Two of the biggest drivers of the university’s budget are tuition and state support. While enrollment did see a significant decline after the protests, leaders have also said that the university can no longer rely so heavily on the state.

“It’s a good budget, but if we think we can replicate this over the next five years and be the university we want to be, it won’t work,” Ryan Rapp vice president for finance and chief financial officer at the University of Missouri System, said at the curators’ meeting last month.
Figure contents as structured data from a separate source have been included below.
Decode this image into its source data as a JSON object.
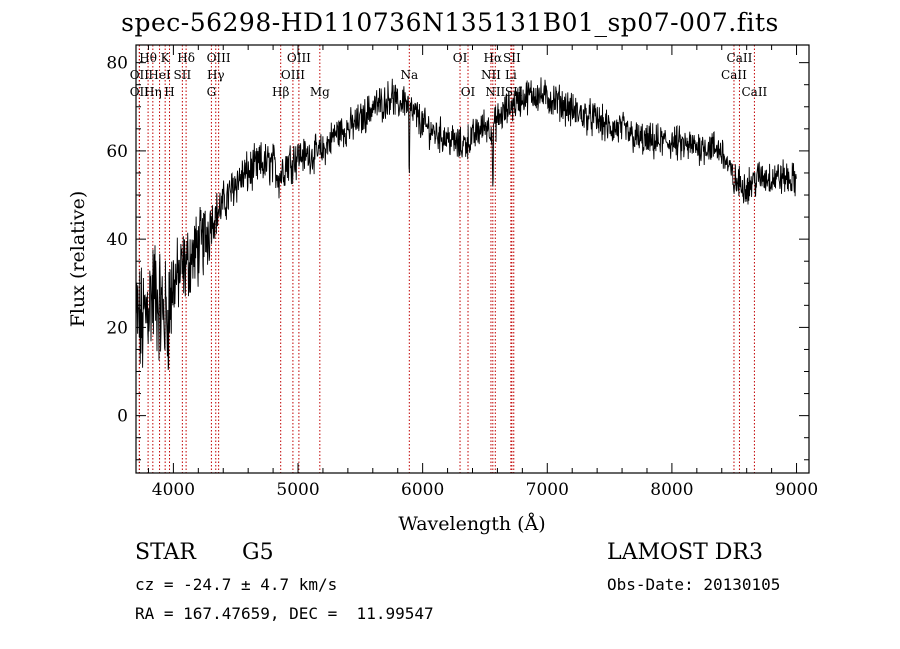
{
  "title": "spec-56298-HD110736N135131B01_sp07-007.fits",
  "info": {
    "class_label": "STAR",
    "subclass": "G5",
    "survey": "LAMOST DR3",
    "cz": "cz = -24.7 ± 4.7 km/s",
    "obs_date": "Obs-Date: 20130105",
    "coords": "RA = 167.47659, DEC =  11.99547"
  },
  "chart_data": {
    "type": "line",
    "title": "spec-56298-HD110736N135131B01_sp07-007.fits",
    "xlabel": "Wavelength (Å)",
    "ylabel": "Flux (relative)",
    "xlim": [
      3700,
      9100
    ],
    "ylim": [
      -13,
      84
    ],
    "x_ticks": [
      4000,
      5000,
      6000,
      7000,
      8000,
      9000
    ],
    "y_ticks": [
      0,
      20,
      40,
      60,
      80
    ],
    "continuum": {
      "x": [
        3700,
        3750,
        3800,
        3850,
        3900,
        3950,
        4000,
        4050,
        4100,
        4150,
        4200,
        4250,
        4300,
        4350,
        4400,
        4450,
        4500,
        4600,
        4700,
        4800,
        4850,
        4900,
        5000,
        5100,
        5200,
        5300,
        5400,
        5500,
        5600,
        5700,
        5750,
        5800,
        5850,
        5900,
        5950,
        6000,
        6100,
        6200,
        6300,
        6400,
        6500,
        6560,
        6600,
        6700,
        6800,
        6900,
        7000,
        7100,
        7200,
        7300,
        7400,
        7500,
        7600,
        7700,
        7800,
        7900,
        8000,
        8100,
        8200,
        8300,
        8400,
        8500,
        8600,
        8700,
        8800,
        8900,
        9000
      ],
      "y": [
        22,
        20,
        26,
        28,
        24,
        22,
        30,
        32,
        34,
        36,
        38,
        40,
        44,
        46,
        48,
        50,
        53,
        55,
        57,
        57,
        54,
        57,
        59,
        59,
        60,
        64,
        65,
        67,
        70,
        71,
        73,
        70,
        72,
        69,
        68,
        66,
        64,
        63,
        61,
        63,
        66,
        65,
        67,
        70,
        72,
        73,
        72,
        71,
        69,
        68,
        67,
        65,
        65,
        63,
        62,
        62,
        62,
        61,
        61,
        61,
        60,
        53,
        52,
        54,
        54,
        54,
        53
      ]
    },
    "noise_amplitude": 3.2,
    "spectral_lines": [
      {
        "label": "Hθ",
        "wavelength": 3797,
        "row": 1
      },
      {
        "label": "OII",
        "wavelength": 3727,
        "row": 2
      },
      {
        "label": "Hη",
        "wavelength": 3835,
        "row": 3
      },
      {
        "label": "OII",
        "wavelength": 3727,
        "row": 3
      },
      {
        "label": "K",
        "wavelength": 3934,
        "row": 1
      },
      {
        "label": "H",
        "wavelength": 3969,
        "row": 3
      },
      {
        "label": "HeI",
        "wavelength": 3889,
        "row": 2
      },
      {
        "label": "SII",
        "wavelength": 4072,
        "row": 2
      },
      {
        "label": "Hδ",
        "wavelength": 4102,
        "row": 1
      },
      {
        "label": "OIII",
        "wavelength": 4363,
        "row": 1
      },
      {
        "label": "Hγ",
        "wavelength": 4340,
        "row": 2
      },
      {
        "label": "G",
        "wavelength": 4305,
        "row": 3
      },
      {
        "label": "Hβ",
        "wavelength": 4861,
        "row": 3
      },
      {
        "label": "OIII",
        "wavelength": 5007,
        "row": 1
      },
      {
        "label": "OIII",
        "wavelength": 4959,
        "row": 2
      },
      {
        "label": "Mg",
        "wavelength": 5175,
        "row": 3
      },
      {
        "label": "Na",
        "wavelength": 5893,
        "row": 2
      },
      {
        "label": "OI",
        "wavelength": 6300,
        "row": 1
      },
      {
        "label": "OI",
        "wavelength": 6364,
        "row": 3
      },
      {
        "label": "Hα",
        "wavelength": 6563,
        "row": 1
      },
      {
        "label": "NII",
        "wavelength": 6548,
        "row": 2
      },
      {
        "label": "NII",
        "wavelength": 6583,
        "row": 3
      },
      {
        "label": "SII",
        "wavelength": 6716,
        "row": 1
      },
      {
        "label": "Li",
        "wavelength": 6708,
        "row": 2
      },
      {
        "label": "SII",
        "wavelength": 6731,
        "row": 3
      },
      {
        "label": "CaII",
        "wavelength": 8542,
        "row": 1
      },
      {
        "label": "CaII",
        "wavelength": 8498,
        "row": 2
      },
      {
        "label": "CaII",
        "wavelength": 8662,
        "row": 3
      }
    ],
    "line_color": "#c00000",
    "spectrum_color": "#000000"
  }
}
While the fundraising efforts are significant, MU is still looking for ways to save money to fill a $49 million budget gap. As ABC 17 News has previously reported, the university has undergone both an administrative and program review.

“The changes we are making are because of the changes in higher education, and we are moving faster than other universities,” David Steelman, Chair of the UM Board of Curators, said in June. “The changes we are making is because the entire way that public higher education is funded and going to be funded in the future is going to be different because state budgets are under more and more pressure for Medicaid and other funding.”

“In order to do this we have to be bold,” Choi echoed in his president’s report. “We can’t have incremental, timid approaches, otherwise, we’re going to see further erosion in our quest to become excellent.”